MEDYA KÖŞESİ

Türk medyasının tek tüketicisi: Başbakan Erdoğan!

İktidar ile medya ilişkilerini masaya yatıran Ergun Babahan "Medya patronlarının tek okur ve izleyicisi var: Erdoğan" dedi...

Türk medyasının tek tüketicisi: Başbakan Erdoğan!
GAZETECİLER.COM
Galatasaray Üniversitesi İletişim Fakültesi öğretim görevlisi Ceren Sözeri'nin Türkiye'de medya patronlarının iktidarla ilişkileri konusunda yaptığı çalışmayı yorumlayan T24 yazarı Ergun Babahan çarpıcı bir medya eleştirisine imza attı.

Türk medyasının okur-izleyici için değil Başbakan Erdoğan'ı tatmin etmek için yayın yaptığını yazan Ergun Babahan, iktidar-medya ilişkilerini konu alan yazısında "Medya patronlarının tek okur ve izleyicisi var: Erdoğan" dedi.

İşte Babahan'ın yazısındaki ilgili bölüm:

Bu çalışmanın gösterdiği bir tek gerçek vardır; medya patronları gazetelerini sizin için bastırmıyor, televizyonlarını sizin için yayınlatmıyor.

Onlar için tek anlamlı tüketici Başbakan Recep Tayyip Erdoğan.

Hidroelektrik santralden otoyol projesine, kentsel dönüşümden enerji dağıtımına kadar tüm alanlarda elinde bir gazete ve televizyon bulunduran işadamları hakim.

Tablo döndü dolaştı, kavga ettiğimiz düzene dönütsü.
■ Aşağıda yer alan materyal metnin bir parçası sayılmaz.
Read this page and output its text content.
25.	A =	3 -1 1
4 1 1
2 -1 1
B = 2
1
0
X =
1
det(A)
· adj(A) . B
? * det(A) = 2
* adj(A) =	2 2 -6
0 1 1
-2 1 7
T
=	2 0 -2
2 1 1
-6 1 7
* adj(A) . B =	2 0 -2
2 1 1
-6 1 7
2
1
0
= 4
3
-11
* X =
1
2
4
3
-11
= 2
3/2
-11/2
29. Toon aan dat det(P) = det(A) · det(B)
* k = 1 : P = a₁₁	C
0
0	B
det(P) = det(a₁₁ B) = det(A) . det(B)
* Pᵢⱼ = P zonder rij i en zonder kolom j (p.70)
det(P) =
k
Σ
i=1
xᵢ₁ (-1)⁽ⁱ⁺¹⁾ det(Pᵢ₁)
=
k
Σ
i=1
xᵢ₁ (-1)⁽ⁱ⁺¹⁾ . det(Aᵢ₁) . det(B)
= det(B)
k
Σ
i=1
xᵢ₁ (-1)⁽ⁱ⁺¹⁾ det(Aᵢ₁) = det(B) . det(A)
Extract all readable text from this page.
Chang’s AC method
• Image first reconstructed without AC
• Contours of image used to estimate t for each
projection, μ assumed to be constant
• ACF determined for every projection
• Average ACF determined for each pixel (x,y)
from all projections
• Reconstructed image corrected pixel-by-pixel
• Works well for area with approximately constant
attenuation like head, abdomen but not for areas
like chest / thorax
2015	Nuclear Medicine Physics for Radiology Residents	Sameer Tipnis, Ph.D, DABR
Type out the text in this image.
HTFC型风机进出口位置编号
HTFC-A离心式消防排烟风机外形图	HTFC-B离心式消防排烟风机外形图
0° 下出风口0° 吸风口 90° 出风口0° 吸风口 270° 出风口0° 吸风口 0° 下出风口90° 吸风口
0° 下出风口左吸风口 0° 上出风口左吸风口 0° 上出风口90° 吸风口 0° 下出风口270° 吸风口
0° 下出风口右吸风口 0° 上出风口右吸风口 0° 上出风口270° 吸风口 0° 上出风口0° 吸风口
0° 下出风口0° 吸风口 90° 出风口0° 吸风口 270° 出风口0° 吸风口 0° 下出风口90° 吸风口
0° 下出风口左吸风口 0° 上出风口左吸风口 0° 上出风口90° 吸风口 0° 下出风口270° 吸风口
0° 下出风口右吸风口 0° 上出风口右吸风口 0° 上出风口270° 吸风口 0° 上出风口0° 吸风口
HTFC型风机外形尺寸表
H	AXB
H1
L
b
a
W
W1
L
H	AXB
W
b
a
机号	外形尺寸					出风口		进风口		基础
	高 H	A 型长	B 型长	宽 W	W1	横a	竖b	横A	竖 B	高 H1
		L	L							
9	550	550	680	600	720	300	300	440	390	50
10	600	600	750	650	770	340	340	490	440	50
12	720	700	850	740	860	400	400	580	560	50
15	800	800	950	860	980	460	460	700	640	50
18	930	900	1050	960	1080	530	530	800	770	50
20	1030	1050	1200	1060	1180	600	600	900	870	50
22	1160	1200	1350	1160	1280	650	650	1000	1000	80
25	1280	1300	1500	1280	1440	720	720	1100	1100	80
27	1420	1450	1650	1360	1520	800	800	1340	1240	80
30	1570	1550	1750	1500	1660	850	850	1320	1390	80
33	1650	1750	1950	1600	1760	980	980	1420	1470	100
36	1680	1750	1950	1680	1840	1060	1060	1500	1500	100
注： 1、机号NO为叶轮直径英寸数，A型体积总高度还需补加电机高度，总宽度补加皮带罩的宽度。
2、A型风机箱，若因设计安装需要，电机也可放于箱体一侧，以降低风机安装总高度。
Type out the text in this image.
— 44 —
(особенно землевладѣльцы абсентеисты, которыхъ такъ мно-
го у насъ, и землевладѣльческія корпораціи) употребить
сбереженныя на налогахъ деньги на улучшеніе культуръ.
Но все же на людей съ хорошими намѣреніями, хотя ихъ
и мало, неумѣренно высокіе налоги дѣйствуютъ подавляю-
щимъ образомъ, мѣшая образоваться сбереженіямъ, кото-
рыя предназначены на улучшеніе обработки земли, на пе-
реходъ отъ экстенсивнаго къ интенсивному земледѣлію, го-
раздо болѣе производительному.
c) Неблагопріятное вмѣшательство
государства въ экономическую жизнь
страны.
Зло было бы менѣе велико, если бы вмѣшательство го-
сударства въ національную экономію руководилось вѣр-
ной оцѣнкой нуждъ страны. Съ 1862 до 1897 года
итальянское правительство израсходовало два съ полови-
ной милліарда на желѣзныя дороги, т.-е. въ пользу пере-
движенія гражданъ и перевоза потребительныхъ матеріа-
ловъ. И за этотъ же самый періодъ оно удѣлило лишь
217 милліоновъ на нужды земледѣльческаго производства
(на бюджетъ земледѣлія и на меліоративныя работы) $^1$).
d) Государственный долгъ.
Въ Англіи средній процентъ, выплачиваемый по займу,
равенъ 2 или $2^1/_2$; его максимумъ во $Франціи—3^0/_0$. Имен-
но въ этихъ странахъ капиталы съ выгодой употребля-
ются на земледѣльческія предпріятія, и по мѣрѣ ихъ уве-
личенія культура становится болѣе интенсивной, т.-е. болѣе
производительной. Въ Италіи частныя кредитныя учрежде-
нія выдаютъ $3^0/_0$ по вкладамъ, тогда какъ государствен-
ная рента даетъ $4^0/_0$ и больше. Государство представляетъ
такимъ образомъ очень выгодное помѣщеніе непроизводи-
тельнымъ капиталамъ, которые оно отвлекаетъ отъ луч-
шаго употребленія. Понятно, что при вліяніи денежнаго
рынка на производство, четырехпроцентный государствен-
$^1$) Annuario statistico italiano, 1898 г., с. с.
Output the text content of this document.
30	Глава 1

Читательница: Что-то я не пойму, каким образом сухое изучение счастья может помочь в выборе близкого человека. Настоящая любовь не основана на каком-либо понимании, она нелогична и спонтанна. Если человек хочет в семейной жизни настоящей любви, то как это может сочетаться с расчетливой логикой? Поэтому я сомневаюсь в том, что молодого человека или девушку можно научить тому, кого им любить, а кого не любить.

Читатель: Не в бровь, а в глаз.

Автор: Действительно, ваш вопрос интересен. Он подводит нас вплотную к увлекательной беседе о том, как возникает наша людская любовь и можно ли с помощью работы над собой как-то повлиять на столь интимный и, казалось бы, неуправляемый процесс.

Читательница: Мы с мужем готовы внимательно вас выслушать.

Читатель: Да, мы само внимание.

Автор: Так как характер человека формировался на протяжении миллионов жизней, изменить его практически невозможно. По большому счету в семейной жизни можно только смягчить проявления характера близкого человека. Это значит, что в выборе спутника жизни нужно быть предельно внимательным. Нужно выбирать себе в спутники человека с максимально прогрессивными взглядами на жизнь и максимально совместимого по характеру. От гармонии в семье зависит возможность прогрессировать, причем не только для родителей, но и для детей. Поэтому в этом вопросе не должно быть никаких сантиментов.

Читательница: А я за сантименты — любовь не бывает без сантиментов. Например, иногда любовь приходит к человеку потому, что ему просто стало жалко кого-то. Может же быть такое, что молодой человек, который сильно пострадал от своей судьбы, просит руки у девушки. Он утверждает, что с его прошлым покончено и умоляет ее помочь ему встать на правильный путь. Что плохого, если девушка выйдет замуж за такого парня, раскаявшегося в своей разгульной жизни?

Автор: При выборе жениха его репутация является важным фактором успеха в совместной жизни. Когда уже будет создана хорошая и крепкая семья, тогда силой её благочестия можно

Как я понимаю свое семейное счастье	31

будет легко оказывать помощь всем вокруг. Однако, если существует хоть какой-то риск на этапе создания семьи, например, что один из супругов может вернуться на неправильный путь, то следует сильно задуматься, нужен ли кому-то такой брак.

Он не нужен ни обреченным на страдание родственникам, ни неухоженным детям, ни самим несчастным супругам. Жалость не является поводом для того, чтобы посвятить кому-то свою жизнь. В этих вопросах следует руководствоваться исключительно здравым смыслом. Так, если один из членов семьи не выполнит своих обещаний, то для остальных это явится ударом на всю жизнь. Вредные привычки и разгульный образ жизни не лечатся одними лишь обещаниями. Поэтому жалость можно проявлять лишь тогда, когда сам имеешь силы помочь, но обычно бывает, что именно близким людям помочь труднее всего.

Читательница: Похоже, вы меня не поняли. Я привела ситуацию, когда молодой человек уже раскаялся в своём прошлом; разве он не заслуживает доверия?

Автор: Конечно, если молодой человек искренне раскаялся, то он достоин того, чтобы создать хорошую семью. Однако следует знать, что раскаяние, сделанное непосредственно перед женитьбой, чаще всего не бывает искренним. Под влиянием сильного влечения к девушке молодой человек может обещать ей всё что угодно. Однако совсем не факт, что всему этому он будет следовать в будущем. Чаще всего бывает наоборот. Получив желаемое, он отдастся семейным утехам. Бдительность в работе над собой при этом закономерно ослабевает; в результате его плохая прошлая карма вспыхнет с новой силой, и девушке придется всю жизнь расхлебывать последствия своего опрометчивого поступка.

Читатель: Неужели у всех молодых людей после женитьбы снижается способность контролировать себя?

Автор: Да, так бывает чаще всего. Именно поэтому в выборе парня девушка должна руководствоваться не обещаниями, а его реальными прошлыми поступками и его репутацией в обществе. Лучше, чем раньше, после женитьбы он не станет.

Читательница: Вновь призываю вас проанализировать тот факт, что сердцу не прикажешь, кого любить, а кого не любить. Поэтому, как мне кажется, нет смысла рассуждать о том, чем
Mesut Yılmaz ve Tansu Çiller çekişmesiyle geçen yıllarda da benzer bir tablo vardı. Hatta Yılmaz hükümeti, bugün milyarlarca dolarla ifade edilen elektrik dağıtımlarını, büyüklüklerine göre medya patronlarına dağıtmıştı.

O zamanın büyükleri bugün yok, devirle birlikte medya patronları da değişti. Geçmişin dağıtımından aslan payı alan Doğan Grubu ancak hükümete yakın ortaklarla hareket ederse, bazı ihaleleri alabiliyor.
Erdoğan’ın ağzının içine bakan, programcısından muhabirine kadar bütün atamaları onun isteği doğrultusunda yapan medya patronları bugünün kralı.

Erdoğan konuşmaya başlayınca program ne olursa olsun yayını kesip ona bağlanmalarının sebebi, Başbakan veya onun fikirlerine olan saygılarından değil, gelecek ihaleyi düşünmelerinden kaynaklanıyor.

Kendisine demokrasi diyen hiçbir ülkede olmayacak sıkılıkta gazetelere manşet oluyor Erdoğan, hiçbir Batı ülkesinde görülmeyecek kadar canlı yayına bağlanıyor.

Erdoğan sayesinde kanallarımız, Jim Carrey'nin ünlü Truman Show filmine dönüşmüş durumda. Soru sormayan, sadece Başbakan’ın söylediklerini yayınlayan bir medyamız var. Herhalde benzer tablo Rusya, Çin ve Kuzey Kore'de vardır sadece.

Sadece söylediklerinin aynen yayınlanması kesmiyor Başbakan'ı. Söylediklerini ''yanlış yorumlayan'' bazı kendini bilmezlere hadlerinin bildirilmesini de bekliyor bu medyadan.

Bugünlerde dershane tartışması var ya, iktidara yakin kalemlerin çoğunluğu bir anda eğitim uzmanı kesildi ve bu kurumların kapatılmasının yanlışlığını vurgulayanlara saldırıyorlar.

Cemaate yakın kalemlere Haçlı Ordusu'nun mensubu muamelesi yapılıyor. Bu tablo Türkiye'yi sadece anti-demokratik yapmakla kalmıyor, aşırı derecede sıkıcı hale getiriyor.

Sorun, ekonominin yüzde 50'sinin devletin elinde olduğu bir ülkede, devletle iş yapan girişimcinin medyaya sahip olmasından kaynaklanıyor. Bu tip işlere el atanlar, medyaya girmeleri için teşvik ediliyor.
Son örnek, Karamehmet'in el konulan Akşam gazetesi ve SkyTürk360 kanali. Herhalde Nihat Özdemir, Mehmet Cengiz ve Mehmet Nazif Günal'a 3'üncü havalimanı ihalesini kazanmalarının ardından bir vahiy inmedi. İhaleden sonra, medyaya girmeleri talimatı verildiği için bu kurumlara talip oldular. Ancak, batağın büyüklüğünü görünce geri çekilmek zorunda kaldılar.